The research, published by Bastyr University, is among the first to explore the impact social connections can have on the quality of life of people living with the neurodegenerative disease.
The study also comes at the height of the Covid-19 pandemic, when many clinically vulnerable people are forced to isolate and stop all physical interactions with friends and family members.
According to the researchers, humans are, by nature, social creatures. And this is no different for people living with Parkinson’s disease.
And while loneliness has been shown to increase the risk of depression and heart problems among the general population, very little research has been dedicated to loneliness among people with neurodegenerative diseases.

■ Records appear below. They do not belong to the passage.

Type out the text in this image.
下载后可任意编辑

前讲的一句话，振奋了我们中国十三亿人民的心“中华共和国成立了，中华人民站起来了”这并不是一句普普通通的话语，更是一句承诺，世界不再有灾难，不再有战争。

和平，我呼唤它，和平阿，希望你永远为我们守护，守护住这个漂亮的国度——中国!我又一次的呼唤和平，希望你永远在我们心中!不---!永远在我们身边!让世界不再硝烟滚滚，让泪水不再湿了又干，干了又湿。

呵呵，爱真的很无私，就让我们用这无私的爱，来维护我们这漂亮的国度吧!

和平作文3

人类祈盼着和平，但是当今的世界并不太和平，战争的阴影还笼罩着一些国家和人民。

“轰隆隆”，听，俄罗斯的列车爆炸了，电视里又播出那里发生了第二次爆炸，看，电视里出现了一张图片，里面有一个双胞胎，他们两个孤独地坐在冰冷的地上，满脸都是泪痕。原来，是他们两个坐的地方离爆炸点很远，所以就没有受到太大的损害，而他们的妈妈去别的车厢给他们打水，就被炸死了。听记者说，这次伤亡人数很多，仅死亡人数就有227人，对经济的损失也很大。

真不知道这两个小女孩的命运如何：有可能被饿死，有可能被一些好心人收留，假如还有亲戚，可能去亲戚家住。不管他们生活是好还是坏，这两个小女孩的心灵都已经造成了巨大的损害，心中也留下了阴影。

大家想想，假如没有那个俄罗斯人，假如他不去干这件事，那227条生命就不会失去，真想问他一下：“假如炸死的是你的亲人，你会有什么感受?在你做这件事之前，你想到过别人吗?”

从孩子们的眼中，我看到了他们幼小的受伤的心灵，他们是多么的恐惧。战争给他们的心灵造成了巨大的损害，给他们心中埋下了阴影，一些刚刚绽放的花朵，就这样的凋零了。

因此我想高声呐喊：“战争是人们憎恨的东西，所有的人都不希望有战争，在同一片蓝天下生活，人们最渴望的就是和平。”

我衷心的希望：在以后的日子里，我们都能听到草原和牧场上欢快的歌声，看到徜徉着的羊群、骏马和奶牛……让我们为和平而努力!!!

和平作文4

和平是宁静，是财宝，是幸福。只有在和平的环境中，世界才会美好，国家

However, this new study may shed light on how social connections can improve the quality of life for someone with Parkinson’s.
To carry out the investigation, the researchers analysed the medical records and interviewed more than 1,500 people living with the disease, comparing their loneliness scores with symptom severity and quality of life.
It was found that patients who answered “yes” to the question “are you lonely?”, reported approximately 55 per cent higher Patient-Reported Outcomes in PD (PRO-PD) scores – the scale used to assess the severity of Parkinson’s symptoms.
The study also found that lonely participants experienced a “loss of interest”, motivation, and increased anxiety and depression.
Commenting on the findings, the researchers said: “Lonely people reported greater symptom severity for all 33 symptoms measured by the PRO-PD.
“The fact that loneliness is associated with worsened quality of life is not surprising but to our knowledge, this is the first time that this link has been elucidated in a Parkinson’s disease population.”
The latest statistics suggest around one in every 37 people alive today will be diagnosed with Parkinson’s in their lifetime.